AUTHOR=Gao Jixun , Zhao Yuanyuan TITLE=TFE: A Transformer Architecture for Occlusion Aware Facial Expression Recognition JOURNAL=Frontiers in Neurorobotics VOLUME=15 YEAR=2021 URL=https://www.frontiersin.org/journals/neurorobotics/articles/10.3389/fnbot.2021.763100 DOI=10.3389/fnbot.2021.763100 ISSN=1662-5218 ABSTRACT=

Facial expression recognition (FER) in uncontrolled environment is challenging due to various un-constrained conditions. Although existing deep learning-based FER approaches have been quite promising in recognizing frontal faces, they still struggle to accurately identify the facial expressions on the faces that are partly occluded in unconstrained scenarios.

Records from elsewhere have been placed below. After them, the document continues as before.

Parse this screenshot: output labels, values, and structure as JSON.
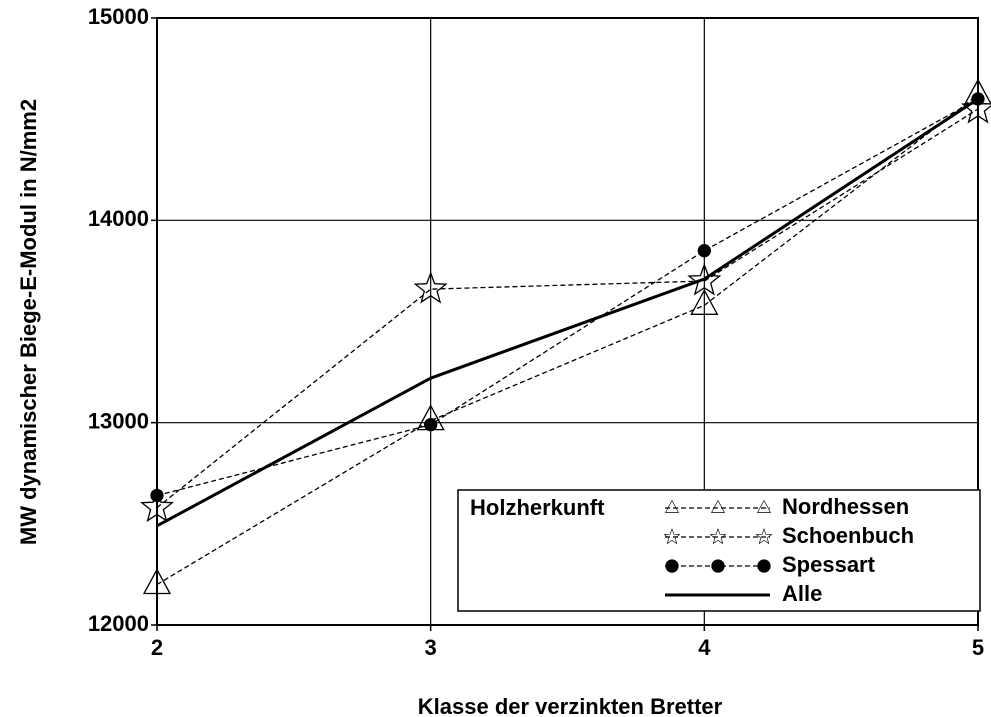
{
  "chart_data": {
    "type": "line",
    "x_label": "Klasse der verzinkten Bretter",
    "y_label": "MW dynamischer Biege-E-Modul in N/mm2",
    "x": [
      2,
      3,
      4,
      5
    ],
    "xlim": [
      2,
      5
    ],
    "xticks": [
      2,
      3,
      4,
      5
    ],
    "ylim": [
      12000,
      15000
    ],
    "yticks": [
      12000,
      13000,
      14000,
      15000
    ],
    "grid": true,
    "legend_title": "Holzherkunft",
    "legend": "lower right",
    "series": [
      {
        "name": "Nordhessen",
        "color": "#000000",
        "marker": "triangle",
        "dashed": true,
        "values": [
          12200,
          13010,
          13580,
          14620
        ]
      },
      {
        "name": "Schoenbuch",
        "color": "#000000",
        "marker": "star",
        "dashed": true,
        "values": [
          12580,
          13660,
          13700,
          14550
        ]
      },
      {
        "name": "Spessart",
        "color": "#000000",
        "marker": "circle",
        "dashed": true,
        "values": [
          12640,
          12990,
          13850,
          14600
        ]
      },
      {
        "name": "Alle",
        "color": "#000000",
        "marker": null,
        "dashed": false,
        "values": [
          12490,
          13220,
          13710,
          14600
        ]
      }
    ]
  }
}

To mitigate this issue, we propose a transformer-based FER method (TFE) that is capable of adaptatively focusing on the most important and unoccluded facial regions. TFE is based on the multi-head self-attention mechanism that can flexibly attend to a sequence of image patches to encode the critical cues for FER. Compared with traditional transformer, the novelty of TFE is two-fold: (i) To effectively select the discriminative facial regions, we integrate all the attention weights in various transformer layers into an attention map to guide the network to perceive the important facial regions. (ii) Given an input occluded facial image, we use a decoder to reconstruct the corresponding non-occluded face. Thus, TFE is capable of inferring the occluded regions to better recognize the facial expressions. We evaluate the proposed TFE on the two prevalent in-the-wild facial expression datasets (AffectNet and RAF-DB) and the their modifications with artificial occlusions. Experimental results show that TFE improves the recognition accuracy on both the non-occluded faces and occluded faces. Compared with other state-of-the-art FE methods, TFE obtains consistent improvements. Visualization results show TFE is capable of automatically focusing on the discriminative and non-occluded facial regions for robust FER.